# Letter to Revell...



## Trebor (Feb 27, 2009)

hey guys, I'm writing an email to Revell to ask for a stock Delorean DMC-12 kit, this is what I have so far: (ps, took out my last name)

*Hello, 



My name is Robert. I am an avid modeler, an 80's fan, and a major fan of the Delorean DMC-12



I am coming to you to make a request of building a stock Delorean DMC-12. I have noticed that there are no stock delorean model kits out there. only the back to the future version.

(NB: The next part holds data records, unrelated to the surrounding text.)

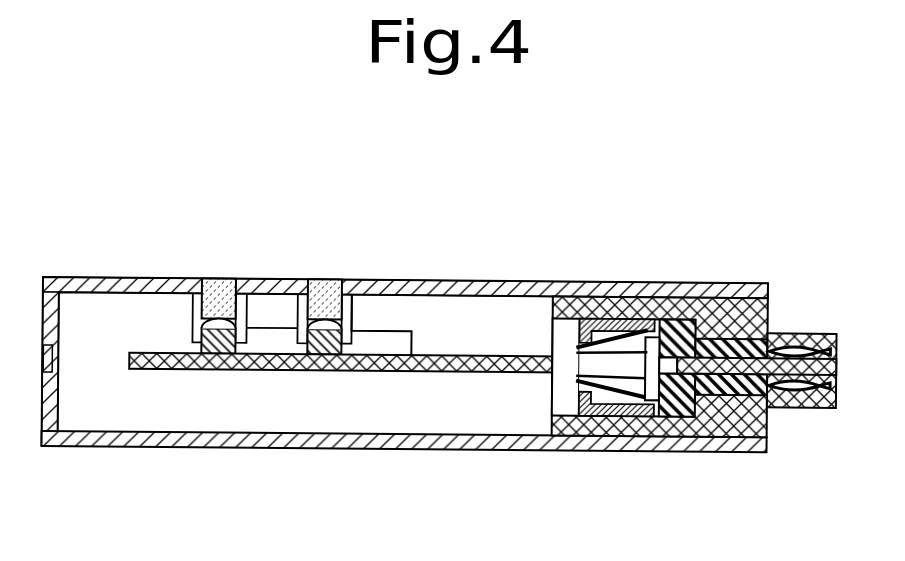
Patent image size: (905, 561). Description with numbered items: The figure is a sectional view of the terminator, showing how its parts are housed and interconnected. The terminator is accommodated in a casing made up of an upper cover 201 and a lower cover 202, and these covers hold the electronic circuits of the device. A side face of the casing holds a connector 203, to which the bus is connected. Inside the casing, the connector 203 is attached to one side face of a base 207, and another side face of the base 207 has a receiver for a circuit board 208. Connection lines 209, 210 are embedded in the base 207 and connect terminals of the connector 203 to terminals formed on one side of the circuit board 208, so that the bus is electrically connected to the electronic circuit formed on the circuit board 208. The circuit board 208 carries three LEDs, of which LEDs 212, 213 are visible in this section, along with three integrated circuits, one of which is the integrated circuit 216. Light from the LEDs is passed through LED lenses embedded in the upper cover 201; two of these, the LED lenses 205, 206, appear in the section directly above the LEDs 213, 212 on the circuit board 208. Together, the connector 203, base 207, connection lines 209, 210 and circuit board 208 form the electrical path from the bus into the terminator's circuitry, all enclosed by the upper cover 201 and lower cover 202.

The upper cover 201 is at (523, 289).
The lower cover 202 is at (488, 447).
The connector 203 is at (803, 403).
The LED lens 205 is at (322, 290).
The LED lens 206 is at (220, 290).
The base 207 is at (768, 315).
The circuit board 208 is at (400, 371).
The connection line 209 is at (677, 320).
The connection line 210 is at (672, 402).
The LED 212 is at (316, 355).
The LED 213 is at (218, 354).
The integrated circuit 216 is at (381, 340).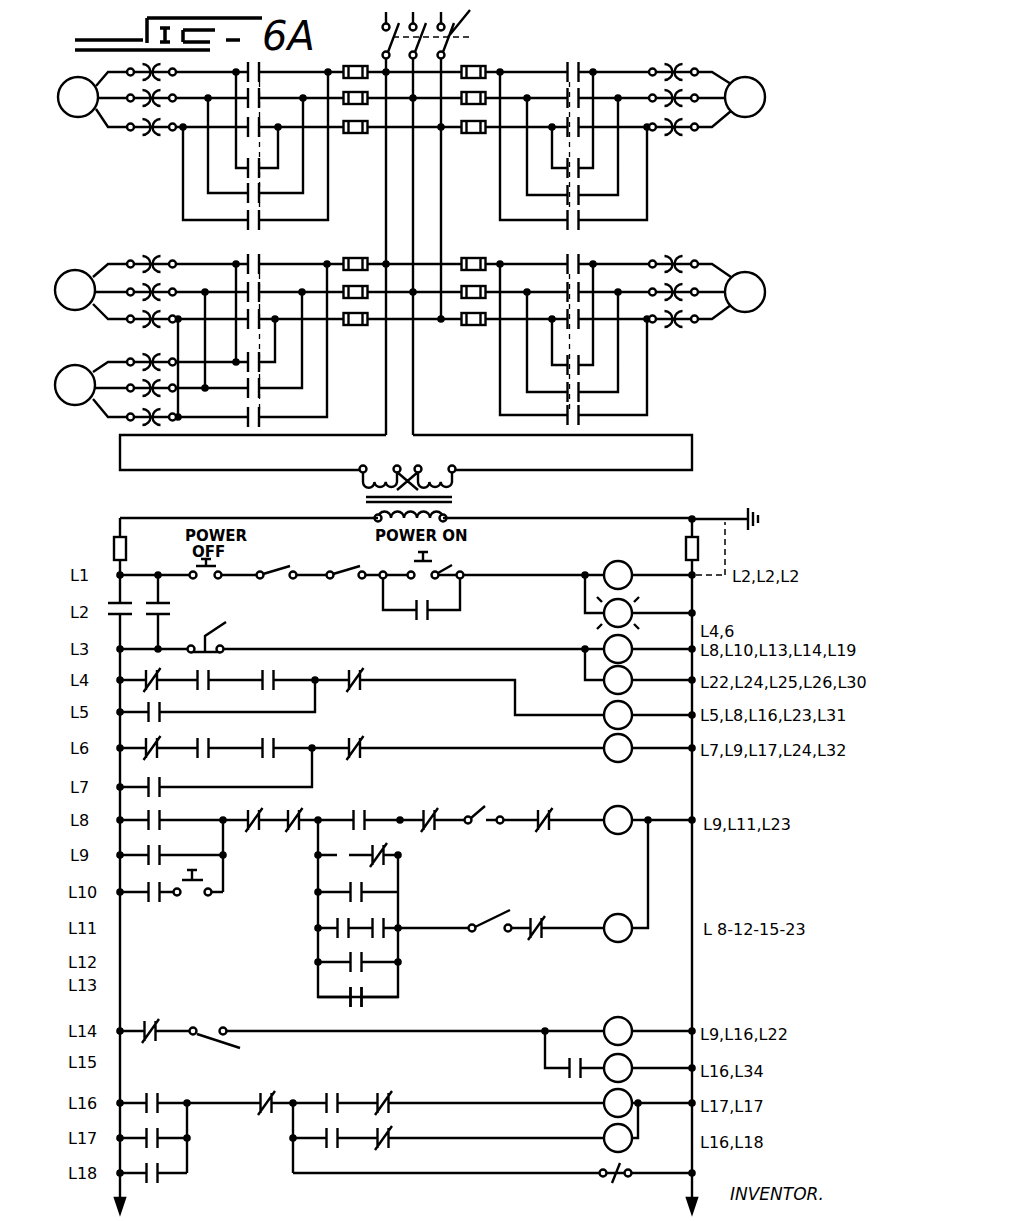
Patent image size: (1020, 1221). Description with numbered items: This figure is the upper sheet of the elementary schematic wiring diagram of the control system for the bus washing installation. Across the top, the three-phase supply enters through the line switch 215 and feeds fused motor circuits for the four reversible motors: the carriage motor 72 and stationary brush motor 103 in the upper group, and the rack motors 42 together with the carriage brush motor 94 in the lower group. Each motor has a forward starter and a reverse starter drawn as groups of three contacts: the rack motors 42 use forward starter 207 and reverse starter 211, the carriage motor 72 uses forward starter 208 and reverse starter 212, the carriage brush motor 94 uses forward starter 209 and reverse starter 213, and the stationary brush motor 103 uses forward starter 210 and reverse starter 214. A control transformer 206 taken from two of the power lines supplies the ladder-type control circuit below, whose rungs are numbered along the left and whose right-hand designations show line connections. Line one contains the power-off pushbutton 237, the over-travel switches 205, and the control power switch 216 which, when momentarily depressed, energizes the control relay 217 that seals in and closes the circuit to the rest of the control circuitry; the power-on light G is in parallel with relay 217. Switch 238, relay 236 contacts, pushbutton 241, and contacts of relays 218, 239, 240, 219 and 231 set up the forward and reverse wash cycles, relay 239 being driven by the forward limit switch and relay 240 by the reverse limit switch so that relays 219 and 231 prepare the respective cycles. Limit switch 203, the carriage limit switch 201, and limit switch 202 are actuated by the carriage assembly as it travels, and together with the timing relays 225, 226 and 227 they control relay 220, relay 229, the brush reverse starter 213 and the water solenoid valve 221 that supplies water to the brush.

The carriage motor 72 is at (74, 90).
The stationary brush motor 103 is at (765, 93).
The rack motors 42 is at (73, 283).
The carriage brush motor 94 is at (765, 290).
The carriage reverse motor starter 212 is at (261, 74).
The carriage motor starter 208 is at (259, 174).
The stationary brush reverse motor starter 214 is at (568, 64).
The stationary brush motor starter 210 is at (580, 168).
The line switch 215 is at (472, 22).
The rack reverse motor starter 211 is at (261, 266).
The rack motor starter 207 is at (257, 370).
The carriage brush reverse motor starter 213 is at (566, 262).
The carriage brush motor starter 209 is at (578, 372).
The control transformer 206 is at (460, 500).
The power off switch 237 is at (188, 571).
The over-travel switches 205 is at (281, 572).
The control power switch 216 is at (448, 570).
The control relay 217 is at (620, 573).
The relay 236 is at (160, 1018).
The selector switch 238 is at (226, 633).
The control relay 218 is at (209, 670).
The control relay 239 is at (274, 670).
The control relay coil 240 is at (360, 670).
The control relay 219 is at (630, 705).
The control relay coil 231 is at (606, 742).
The pushbutton 241 is at (195, 893).
The limit switch 203 is at (478, 808).
The control relay 220 is at (382, 868).
The time delay relay 225 is at (362, 900).
The timing relay 226 is at (384, 932).
The carriage limit switch 201 is at (489, 919).
The time delay relay 227 is at (318, 962).
The limit switch 202 is at (207, 1027).
The control relay 229 is at (613, 1070).
The water solenoid valve 221 is at (608, 1180).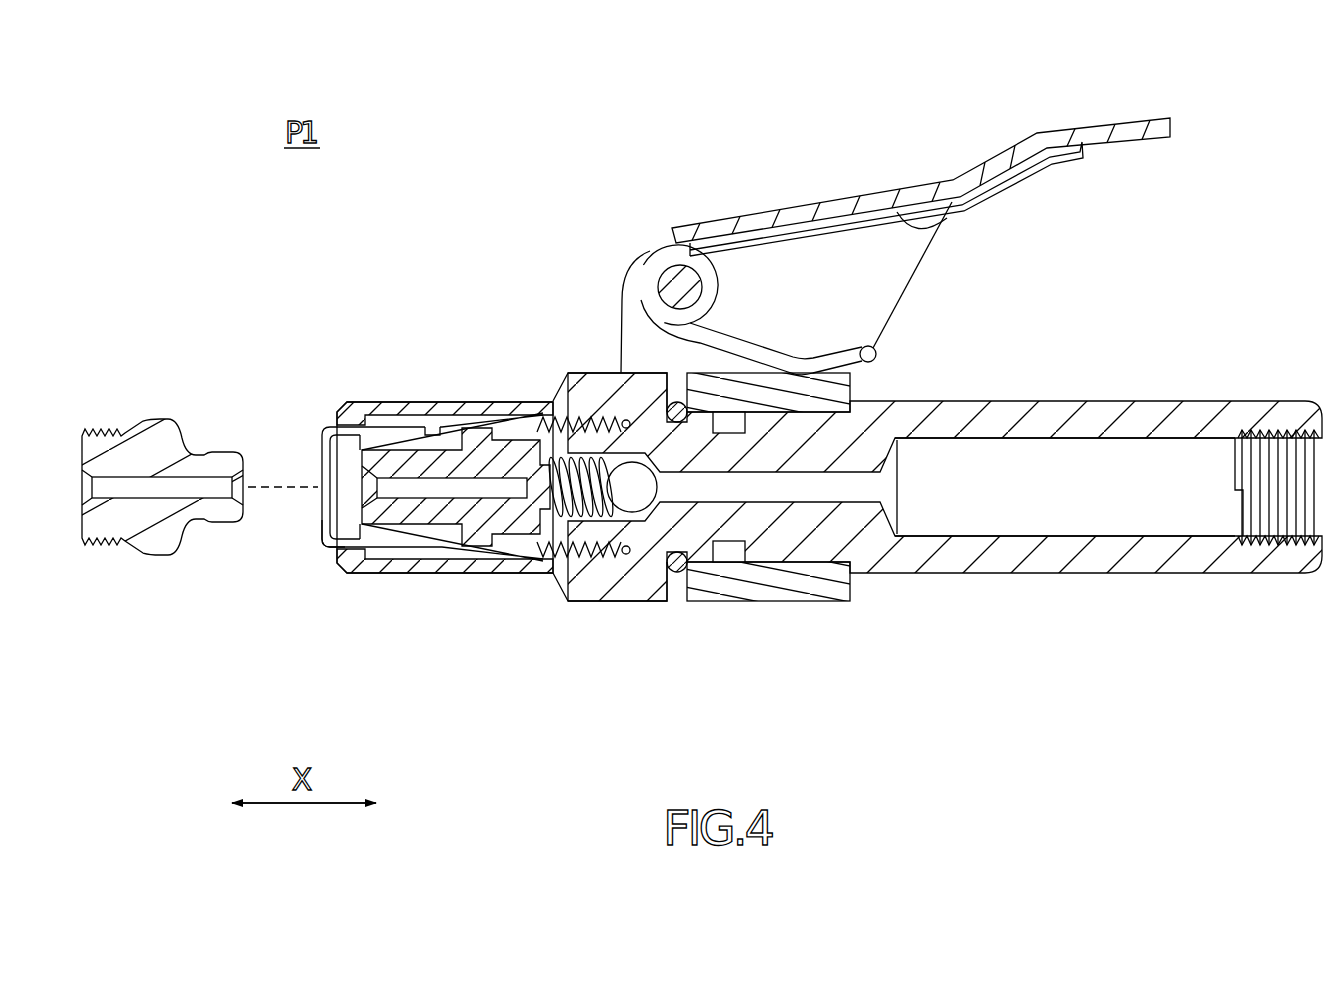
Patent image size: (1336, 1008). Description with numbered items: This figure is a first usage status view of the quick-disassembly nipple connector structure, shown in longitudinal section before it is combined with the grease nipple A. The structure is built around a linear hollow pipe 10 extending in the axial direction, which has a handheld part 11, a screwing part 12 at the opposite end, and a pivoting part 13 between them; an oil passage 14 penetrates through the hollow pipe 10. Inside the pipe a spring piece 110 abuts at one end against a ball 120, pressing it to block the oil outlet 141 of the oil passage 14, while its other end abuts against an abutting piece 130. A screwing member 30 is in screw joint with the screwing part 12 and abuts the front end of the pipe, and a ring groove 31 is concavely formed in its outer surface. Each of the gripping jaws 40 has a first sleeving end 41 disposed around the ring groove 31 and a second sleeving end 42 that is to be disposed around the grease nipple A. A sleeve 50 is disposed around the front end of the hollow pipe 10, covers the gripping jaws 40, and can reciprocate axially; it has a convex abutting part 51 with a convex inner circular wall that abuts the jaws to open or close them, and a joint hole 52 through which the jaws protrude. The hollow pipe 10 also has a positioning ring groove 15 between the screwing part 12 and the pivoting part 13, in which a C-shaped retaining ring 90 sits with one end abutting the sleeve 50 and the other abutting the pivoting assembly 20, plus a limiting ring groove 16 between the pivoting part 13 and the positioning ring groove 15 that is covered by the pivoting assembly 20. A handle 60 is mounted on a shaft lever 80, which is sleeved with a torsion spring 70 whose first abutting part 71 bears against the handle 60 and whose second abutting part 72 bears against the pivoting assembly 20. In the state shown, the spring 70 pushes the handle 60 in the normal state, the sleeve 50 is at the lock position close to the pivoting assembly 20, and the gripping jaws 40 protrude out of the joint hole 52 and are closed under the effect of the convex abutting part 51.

The hollow pipe 10 is at (917, 517).
The handheld part 11 is at (1160, 407).
The screwing part 12 is at (590, 601).
The pivoting part 13 is at (812, 575).
The oil passage 14 is at (972, 515).
The positioning ring groove 15 is at (703, 562).
The limiting ring groove 16 is at (727, 562).
The pivoting assembly 20 is at (794, 541).
The screwing member 30 is at (456, 548).
The ring groove 31 is at (416, 560).
The gripping jaws 40 is at (380, 502).
The first sleeving end 41 is at (432, 562).
The second sleeving end 42 is at (324, 462).
The sleeve 50 is at (445, 553).
The convex abutting part 51 is at (347, 572).
The joint hole 52 is at (333, 548).
The handle 60 is at (921, 164).
The spring 70 is at (788, 265).
The first abutting part 71 is at (932, 232).
The second abutting part 72 is at (878, 352).
The shaft lever 80 is at (684, 286).
The C-shaped retaining ring 90 is at (677, 572).
The spring piece 110 is at (570, 432).
The ball 120 is at (620, 472).
The abutting piece 130 is at (456, 438).
The oil outlet 141 is at (633, 560).
The grease nipple A is at (142, 540).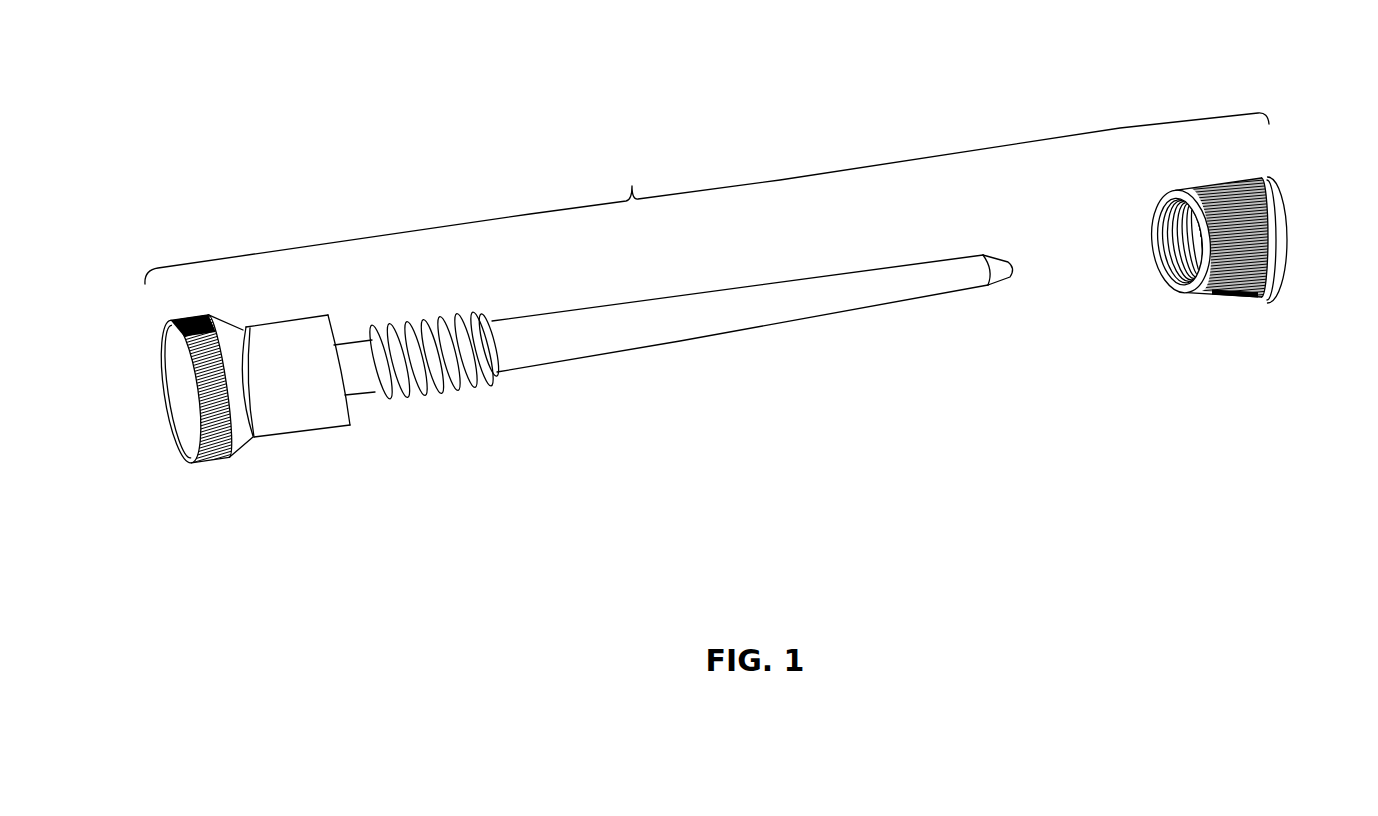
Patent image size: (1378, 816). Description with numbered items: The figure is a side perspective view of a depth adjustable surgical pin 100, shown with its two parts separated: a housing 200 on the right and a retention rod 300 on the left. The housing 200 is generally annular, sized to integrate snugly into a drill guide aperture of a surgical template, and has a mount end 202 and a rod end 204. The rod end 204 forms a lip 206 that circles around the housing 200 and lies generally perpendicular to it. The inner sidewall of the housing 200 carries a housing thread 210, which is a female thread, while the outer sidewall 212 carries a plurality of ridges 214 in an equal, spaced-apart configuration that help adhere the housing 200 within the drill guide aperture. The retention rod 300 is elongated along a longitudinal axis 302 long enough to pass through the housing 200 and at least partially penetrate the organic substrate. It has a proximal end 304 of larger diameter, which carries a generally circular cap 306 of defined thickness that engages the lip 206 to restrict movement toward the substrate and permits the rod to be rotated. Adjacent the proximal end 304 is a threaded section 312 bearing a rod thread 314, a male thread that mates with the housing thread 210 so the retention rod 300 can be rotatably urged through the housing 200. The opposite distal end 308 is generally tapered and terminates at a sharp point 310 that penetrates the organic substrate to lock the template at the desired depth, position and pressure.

if you need any information abotu the dimensions, take a look at this website. they are the new Delorean Motor Company. they will tell you everything you need to know, and I mean everything.*

what do you think? should I add more?


----------



## fly boy (Feb 27, 2009)

good idea i would like one of them


----------



## Trebor (Feb 27, 2009)

thanks, anyone else?


----------



## Njaco (Feb 28, 2009)

Not a bad idea. I also noticed that about DeLorens. Only the movie kit. I don't build cars but that would be something.


----------



## Trebor (Mar 4, 2009)

yes it would be something


----------



## A4K (Mar 4, 2009)

I'm surprised there are no other kits of it.
I've seen the real thing in Southward's Car Museum in Paraparaumu, NZ and she's a beauty! I'm not big into cars, but as they say, if it looks right...


----------